Before you rush off to the post office, take a few moments to prepare and stuff your invitations properly. If your invitation comes with tissue, place that directly on top of the invitation (touching the ink). Then stack the other enclosures in ascending size order (biggest card on the bottom) and tuck all of them inside your fold-over invitation or on top of your invitation, if it is a card. All this goes in your inner envelope (if your invitation comes with one), which gets tucked (unsealed) into the main envelope so the name written on the inner envelope shows as the guest pulls it out.

Mail invitations between 4 to 8 weeks before the wedding. If you have invitations going overseas, you may send these out at 10 weeks to give ample time. It is a good idea to take a sample invitation with all the enclosures to the post office and have it weighed before you buy stamps. Oversized invitations take more postage, and extras such as enclosures and envelope liners increase the overall weight. Remember to buy stamps for the response card envelope and pre-stamp them.
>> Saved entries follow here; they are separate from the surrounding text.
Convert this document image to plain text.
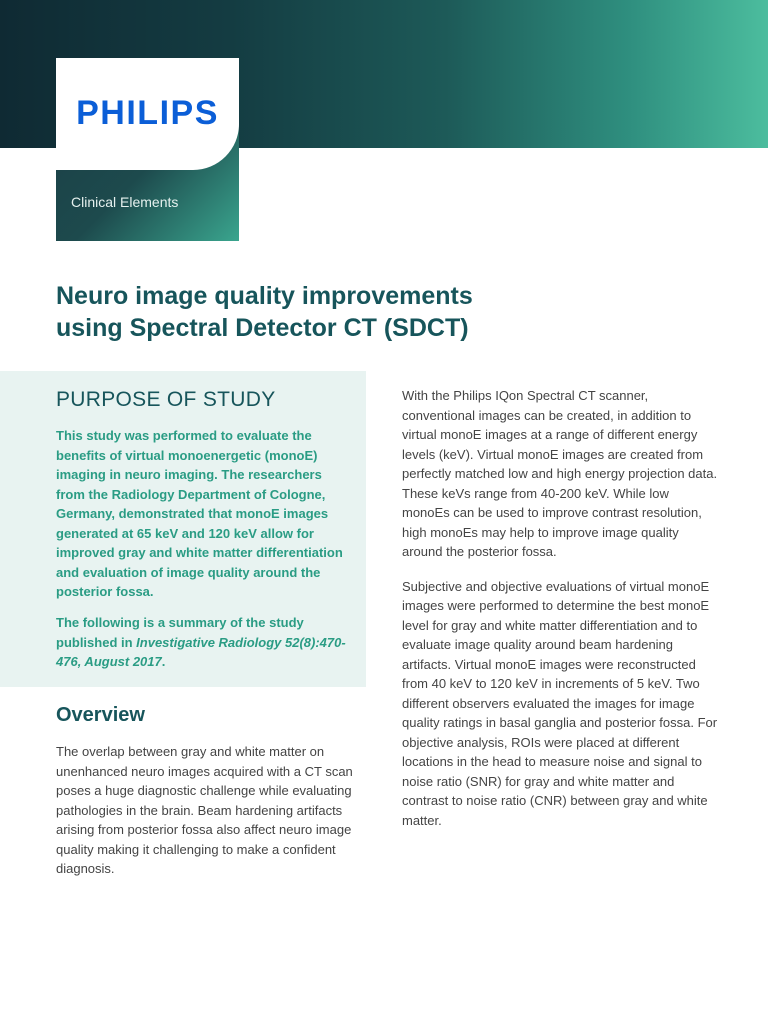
PHILIPS
Clinical Elements
Neuro image quality improvements
using Spectral Detector CT (SDCT)
PURPOSE OF STUDY

This study was performed to evaluate the benefits of virtual monoenergetic (monoE) imaging in neuro imaging. The researchers from the Radiology Department of Cologne, Germany, demonstrated that monoE images generated at 65 keV and 120 keV allow for improved gray and white matter differentiation and evaluation of image quality around the posterior fossa.

The following is a summary of the study published in Investigative Radiology 52(8):470-476, August 2017.

Overview

The overlap between gray and white matter on unenhanced neuro images acquired with a CT scan poses a huge diagnostic challenge while evaluating pathologies in the brain. Beam hardening artifacts arising from posterior fossa also affect neuro image quality making it challenging to make a confident diagnosis.

With the Philips IQon Spectral CT scanner, conventional images can be created, in addition to virtual monoE images at a range of different energy levels (keV). Virtual monoE images are created from perfectly matched low and high energy projection data. These keVs range from 40-200 keV. While low monoEs can be used to improve contrast resolution, high monoEs may help to improve image quality around the posterior fossa.

Subjective and objective evaluations of virtual monoE images were performed to determine the best monoE level for gray and white matter differentiation and to evaluate image quality around beam hardening artifacts. Virtual monoE images were reconstructed from 40 keV to 120 keV in increments of 5 keV. Two different observers evaluated the images for image quality ratings in basal ganglia and posterior fossa. For objective analysis, ROIs were placed at different locations in the head to measure noise and signal to noise ratio (SNR) for gray and white matter and contrast to noise ratio (CNR) between gray and white matter.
If you can get your post office to hand-cancel your invitations, by all means, go for it. It will create less wear and tear on your invitations.

DO:

  • Consider the cost and timing of your printing options.
  • Send save-the-date cards so guests can mark their calendars.
  • Be Careful when wording your invitations.
  • Save several for yourself for framing or placing in a scrapbook.

Don’t:

  • Order enclosures you don’t need.
  • Think your save-the-date cards must match your invitations.
  • Follow strict etiquette rules if they will cause hurt feelings.

Do Try this trick:

Make a numbered, alphabetical list of everyone invited to the wedding. Then, as you’re stuffing the invitations, write the guest’s number on the back of the response card in pencil. This way if a guest forgets to write their name on the card (and this happens all the time), you won’t be stuck trying to guess who they are!